Building capacity for students to graduate with in-demand skills is crucial to meeting labour market needs and propelling Ontario’s economy forward, and there is an important role for industry and private partners to play in supporting student success.
Humber’s Barrett Centre for Technology Innovation (Barrett CTI) is a shining example of this kind of partnership in action.
The Barrett CTI is a powerhouse of technological innovation and, working with Humber’s industry partners, it allows us to provide small to medium-sized enterprises, faculty and students with cutting-edge resources through its interactive labs, technology zones and maker spaces. The Centre was made possible in part thanks to the college’s ongoing relationship with the Barrett Family Foundation (BFF).
The collaboration between the BFF and Humber has been taken to a new level with the recent announcement of the Foundations’ $30 million gift to Humber. Combined with their previous donations to Humber’s Unlimited Campaign, the BFF has now given a total of $42 million, making their donation the largest in Canadian college history. With these new funds, STEM programs at Humber will flourish and students will have new opportunities to develop and build digital and innovation skills critical for today and the future world of work.
Humber’s partnership with the Barrett Family Foundation and its co-founders Bob Barrett, president and CEO of Polytainers, and Francine Rouleau-Barrett demonstrates the power of our polytechnic model of education and private collaboration with public post-secondary institutions.
As the province continues to recover from the pandemic and industries face headwinds with inflation, supply chain disruptions and more, the relationship between post-secondary and industry has never been more important. Beyond a strong business case, I would argue these partnerships are critical as our society must rise to meet the challenges and opportunities posed by climate change, internationalization, and other global economic forces.
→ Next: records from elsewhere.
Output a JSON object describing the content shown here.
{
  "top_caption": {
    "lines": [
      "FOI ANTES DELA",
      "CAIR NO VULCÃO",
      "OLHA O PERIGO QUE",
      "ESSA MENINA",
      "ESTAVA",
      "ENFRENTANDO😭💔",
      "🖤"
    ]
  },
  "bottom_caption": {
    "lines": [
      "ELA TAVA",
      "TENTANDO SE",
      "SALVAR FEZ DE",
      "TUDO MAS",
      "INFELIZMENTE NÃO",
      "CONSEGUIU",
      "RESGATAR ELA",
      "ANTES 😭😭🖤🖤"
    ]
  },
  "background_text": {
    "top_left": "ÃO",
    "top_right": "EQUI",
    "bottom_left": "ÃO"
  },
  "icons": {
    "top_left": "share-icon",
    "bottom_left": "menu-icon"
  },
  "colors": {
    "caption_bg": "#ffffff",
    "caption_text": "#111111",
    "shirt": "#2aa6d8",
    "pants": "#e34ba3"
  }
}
To contribute to a better world, Humber and other post-secondary institutions are compelled to meet economic and labour force needs, support business growth through applied research, and build a more sustainable and equitable world. We can do this by sharing our expertise and working with external partners to find solutions to common issues facing our world.
The capacity for innovation that post-secondary institutions, such as Humber, bring to the Ontario economy is invaluable and we must continue to nurture industry partnerships within the sector. As we have seen firsthand, when these partnerships are cultivated, there are tremendous possibilities and benefits.